The U.S. government has refused to reveal whether an American journalist in rebel-held Syria is on a drone “kill list.”
Bilal Abdul Kareem says he has been targeted at least five times by U.S. drones in Syria due to his regular contact with members of militant groups operating inside Syria, including al-Qaeda-linked groups, as part of his reporting.
The New Yorker is one of the few Western journalists to operate on the ground in rebel-held Syria for the past few years.
Kareem court case, however, was dismissed last week after the Trump administration used the “state-secret” privilege in order not to confirm his placement on a U.S. drone kill list.
The court said it had no choice but to “dismiss” the action due to the U.S. government’s “invocation of the state secret privilege.”

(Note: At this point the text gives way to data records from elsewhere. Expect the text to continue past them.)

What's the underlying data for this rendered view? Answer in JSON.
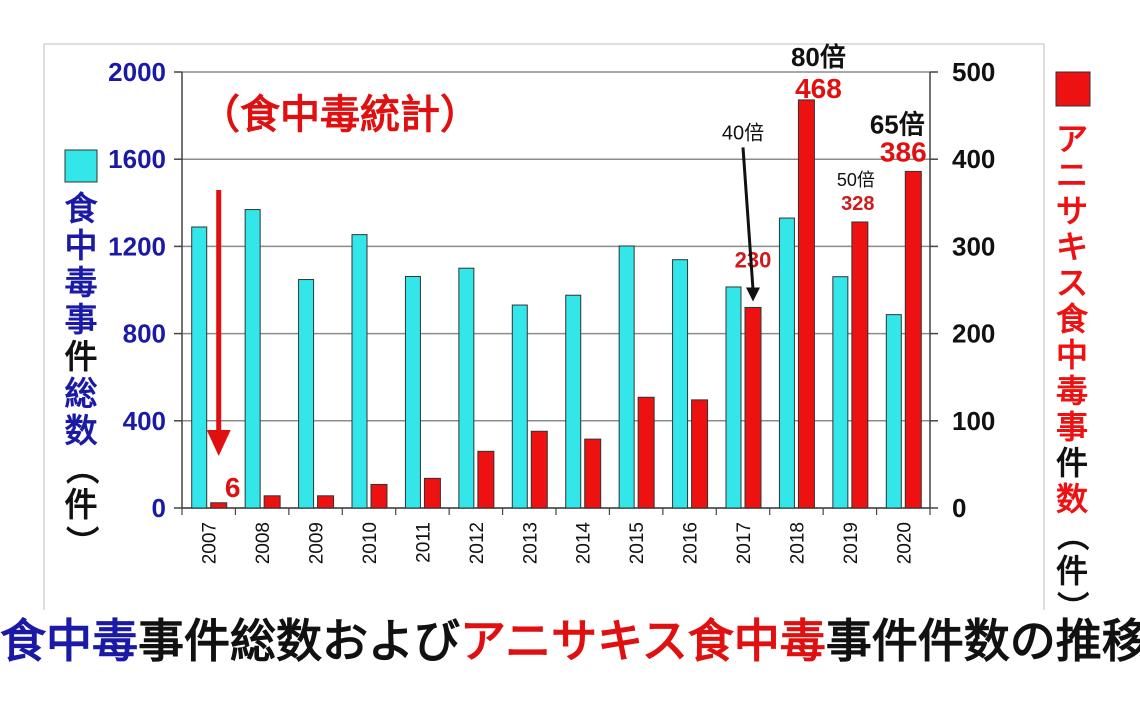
{
  "chart_data": {
    "type": "bar",
    "title": "（食中毒統計）",
    "categories": [
      "2007",
      "2008",
      "2009",
      "2010",
      "2011",
      "2012",
      "2013",
      "2014",
      "2015",
      "2016",
      "2017",
      "2018",
      "2019",
      "2020"
    ],
    "series": [
      {
        "name": "食中毒事件総数",
        "axis": "left",
        "color": "#33e6ea",
        "values": [
          1289,
          1369,
          1048,
          1254,
          1062,
          1100,
          931,
          976,
          1202,
          1139,
          1014,
          1330,
          1061,
          887
        ]
      },
      {
        "name": "アニサキス食中毒事件数",
        "axis": "right",
        "color": "#ee1111",
        "values": [
          6,
          14,
          14,
          27,
          34,
          65,
          88,
          79,
          127,
          124,
          230,
          468,
          328,
          386
        ]
      }
    ],
    "left_axis": {
      "label": "食中毒事件総数（件）",
      "ylim": [
        0,
        2000
      ],
      "ticks": [
        "0",
        "400",
        "800",
        "1200",
        "1600",
        "2000"
      ],
      "color": "#1a1aa6"
    },
    "right_axis": {
      "label": "アニサキス食中毒事件数（件）",
      "ylim": [
        0,
        500
      ],
      "ticks": [
        "0",
        "100",
        "200",
        "300",
        "400",
        "500"
      ],
      "color": "#111111"
    },
    "grid": true,
    "legend": "left and right of plot, beside each axis label",
    "annotations": [
      {
        "category": "2007",
        "text": "6",
        "kind": "value"
      },
      {
        "category": "2017",
        "text": "230",
        "kind": "value"
      },
      {
        "category": "2017",
        "text": "40倍",
        "kind": "ratio"
      },
      {
        "category": "2018",
        "text": "468",
        "kind": "value"
      },
      {
        "category": "2018",
        "text": "80倍",
        "kind": "ratio"
      },
      {
        "category": "2019",
        "text": "328",
        "kind": "value"
      },
      {
        "category": "2019",
        "text": "50倍",
        "kind": "ratio"
      },
      {
        "category": "2020",
        "text": "386",
        "kind": "value"
      },
      {
        "category": "2020",
        "text": "65倍",
        "kind": "ratio"
      }
    ]
  },
  "caption": {
    "part1": "食中毒",
    "part2": "事件総数および",
    "part3": "アニサキス食中毒",
    "part4": "事件件数の推移"
  }
}
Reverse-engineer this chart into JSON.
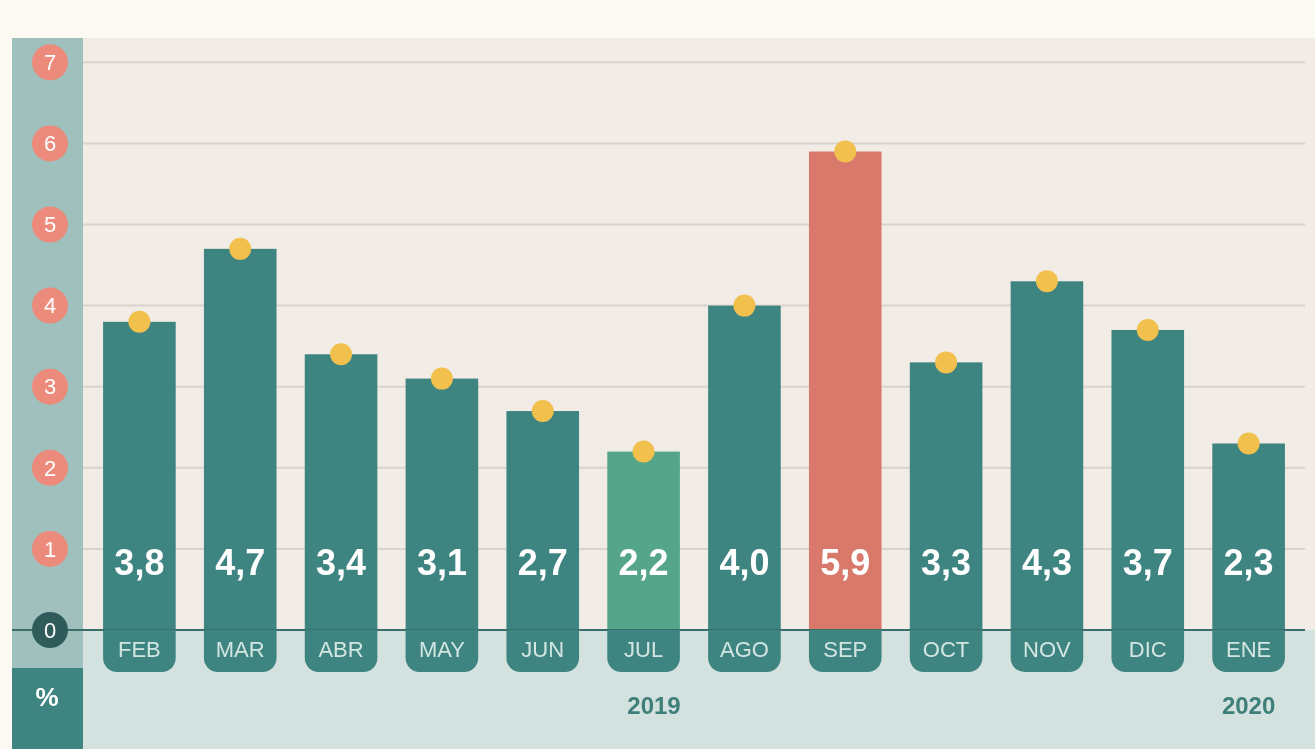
{
  "chart_data": {
    "type": "bar",
    "ylabel": "%",
    "categories": [
      "FEB",
      "MAR",
      "ABR",
      "MAY",
      "JUN",
      "JUL",
      "AGO",
      "SEP",
      "OCT",
      "NOV",
      "DIC",
      "ENE"
    ],
    "series": [
      {
        "values": [
          3.8,
          4.7,
          3.4,
          3.1,
          2.7,
          2.2,
          4.0,
          5.9,
          3.3,
          4.3,
          3.7,
          2.3
        ],
        "value_labels": [
          "3,8",
          "4,7",
          "3,4",
          "3,1",
          "2,7",
          "2,2",
          "4,0",
          "5,9",
          "3,3",
          "4,3",
          "3,7",
          "2,3"
        ],
        "colors": [
          "#3e8480",
          "#3e8480",
          "#3e8480",
          "#3e8480",
          "#3e8480",
          "#55a58a",
          "#3e8480",
          "#d9796c",
          "#3e8480",
          "#3e8480",
          "#3e8480",
          "#3e8480"
        ]
      },
      {
        "type": "scatter",
        "color": "#f2c04d",
        "x": [
          "FEB",
          "MAR",
          "ABR",
          "MAY",
          "JUN",
          "JUL",
          "AGO",
          "SEP",
          "OCT",
          "NOV",
          "DIC",
          "ENE"
        ],
        "values": [
          3.8,
          4.7,
          3.4,
          3.1,
          2.7,
          2.2,
          4.0,
          5.9,
          3.3,
          4.3,
          3.7,
          2.3
        ]
      }
    ],
    "ylim": [
      0,
      7.3
    ],
    "yticks": [
      0,
      1,
      2,
      3,
      4,
      5,
      6,
      7
    ],
    "grid": "y",
    "marker": "circle",
    "annotations": [
      "2019",
      "2020"
    ]
  }
}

Prosecutors had argued that disclosing whether Kareem was on the “kill list” would permit him to evade capture or further U.S. action against him and compromise intelligence sources on the ground.
Kareem’s attorneys slammed the ruling and maintained their client’s innocence.
“For the first time ever, a United States federal court ruled that the government may kill one of its citizens without providing him the information necessary to prove that he is being wrongly targeted and does not deserve to die,” attorney Tara J. Plochocki said.
“The U.S. Government could have provided this information but chose not to and the Court found that the Government’s assertion of national security trumps his right not to be killed.”
Responding to the ruling, Kareem told Middle East Eye that the court’s decision to dismiss his case as a “big blow.”
“I have no protection if they want to try [to kill me] again next week, next month or six months from now. Do you really trust the Trump administration to handle this responsibly?”
“My feeling right now is that if I myself as an American citizen can’t get the government to admit what we already know – that I am on a kill list – what about non-Americans?”